Yung Lean Merges His Past Lives Into One on Jonatan
The Swedish rapper has spent time honing two separate personas—Yung Lean and jonatan leandoer96—but his fifth studio album under the former bridges any gaps that were left in between.

It’s hard to believe that Yung Lean is only 28. It’s even harder to grasp that it’s been over a decade since he recalibrated the hip-hop universe with his effervescent first single, “Ginseng Strip 2002.” The early cloud-rap anthem has stood the test of time, reaching mega-virality on TikTok mid-pandemic. But, as a new generation began engaging with his past, the Swedish-born Jonatan Leandoer evolved into the present. These days, Lean splits his art between two primary projects: Yung Lean and jonatan leandoer96. The difference in sound of these contrasting personas is usually easy to detect.
His recent releases under the former are bolstering and feverish in perspective, while the four projects under the latter are stripped back and delicate in structure, with Lean taking a more contemplative, almost poetic, R&B-minded approach. There are points in his discography where the attributes of jonatan trickle into the image of Yung Lean, the most familiar example being “Agony,” a heart-tearing, off-kilter lullaby inspired by his stay in a psychiatric unit. But on Jonatan, Yung Lean’s fifth and most recent studio album, the rapper fully collides these separate sonic worlds, meshing them into a lasting, material universe. That impressive feat is what makes up the album’s identity: an all-encompassing portrait of the young man and his many overlapping, tenured lives, without dilution or compromise.

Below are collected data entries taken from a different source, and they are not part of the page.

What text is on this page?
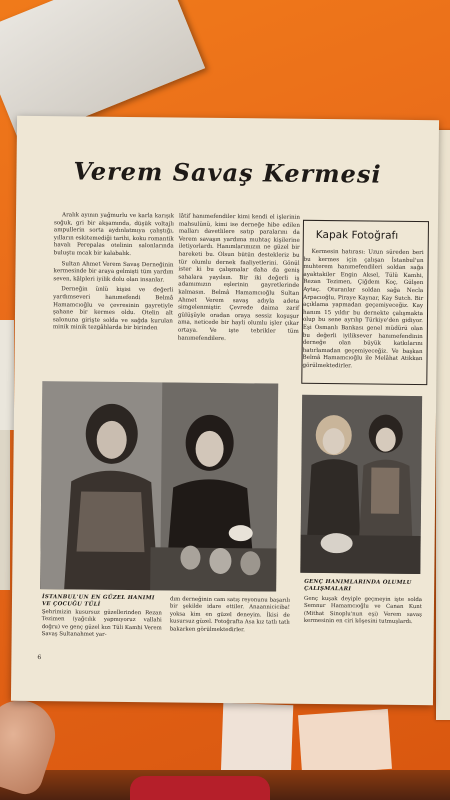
Verem Savaş Kermesi

Aralık ayının yağmurlu ve karla karışık soğuk, gri bir akşamında, düşük voltajlı ampullerin sorta aydınlatmıya çalıştığı, yılların eskitemediği tarihi, koku romantik havalı Perepalas otelinin salonlarında buluştu mcak bir kalabalık.

Sultan Ahmet Verem Savaş Derneğinin kermesinde bir araya gelmişti tüm yardım seven, kâlpleri iyilik dolu olan insanlar.

Derneğin ünlü kişisi ve değerli yardımseveri hanımefendi Belmâ Hamamcıoğlu ve çevresinin gayretiyle şahane bir kermes oldu. Otelin alt salonuna girişte solda ve sağda kurulan minik minik tezgâhlarda bir birinden

lâtif hanımefendiler kimi kendi el işlerinin mahsulünü, kimi ise derneğe hibe edilen malları davetlilere satıp paralarını da Verem savaşın yardıma muhtaç kişilerine iletiyorlardı. Hanımlarımızın ne güzel bir hareketi bu. Olsun bütün destekleriz bu tür olumlu dernek faaliyetlerini. Gönül ister ki bu çalışmalar daha da geniş sahalara yayılsın. Bir iki değerli iş adamımızın eşlerinin gayretlerinde kalmasın. Belmâ Hamamcıoğlu Sultan Ahmet Verem savaş adıyla adeta simgelenmiştir. Çevrede daima zarif gülüşüyle oradan oraya sessiz koşuşur ama, neticede bir hayli olumlu işler çıkar ortaya. Ve işte tebrikler tüm hanımefendilere.

Kapak Fotoğrafı

Kermesin hatırası: Uzun süreden beri bu kermes için çalışan İstanbul'un muhterem hanımefendileri soldan sağa ayaktakiler Engin Aksel, Tülü Kamhi, Rezan Tezimen, Çiğdem Koç, Gülşen Aytaç. Oturanlar soldan sağa Necla Arpacıoğlu, Piraye Kaynar, Kay Sutch. Bir açıklama yapmadan geçemiyeceğiz. Kay hanım 15 yıldır bu dernekte çalışmakta olup bu sene ayrılıp Türkiye'den gidiyor. Eşi Osmanlı Bankası genel müdürü olan bu değerli iyiliksever hanımefendinin derneğe olan büyük katkılarını hatırlamadan geçemiyeceğiz. Ve başkan Belmâ Hamamcıoğlu ile Melâhat Atikkan görülmektedirler.

İSTANBUL'UN EN GÜZEL HANIMI VE ÇOCUĞU TÜLİ
Şehrimizin kusursuz güzellerinden Rezan Tezimen (yağcılık yapmıyoruz vallahi doğru) ve genç güzel kızı Tüli Kamhi Verem Savaş Sultanahmet yar-
dım derneğinin cam satış reyonunu başarılı bir şekilde idare ettiler. Anaanniciciba! yoksa kim en güzel deneyim. İkisi de kusursuz güzel. Fotoğrafta Asa kız tatlı tatlı bakarken görülmektedirler.
GENÇ HANIMLARINDA OLUMLU ÇALIŞMALARI
Genç kuşak deyiple geçmeyin işte solda Semnur Hamamcıoğlu ve Canan Kunt (Mithat Sinoplu'nun eşi) Verem savaş kermesinin en ciri köşesini tutmuşlardı.
6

Jonatan has a swirling complexion of genres, from eccentric ’80s pop to stadium-sized, 2010s grunge and even orchestral religious hymns, processed through a dreamy malaise of lo-fi caliber. At times, it sounds like a transistor radio dispatch, with Lean riffing off interpolations of ABBA and Bill Withers amid layered harmonies and thoughts of escape. Third track “Forever Yung” is driven by a bouncy, clapping melody, featuring Lean’s echoey mumble sliding up and down as he considers breaking out from “the spiral.” “I love the glory and the pain,” he admits, wrestling with what feels like a career-wide M.O. regarding fame. Here, he opts for singing as opposed to his usual buoyant rap flow, but he still maintains steady control. “Paranoid Paparazzi,” by contrast, has a dark, spoken word energy, with Lean murmuring over drearily indie instrumentals that sound much like a Dean Blunt feature.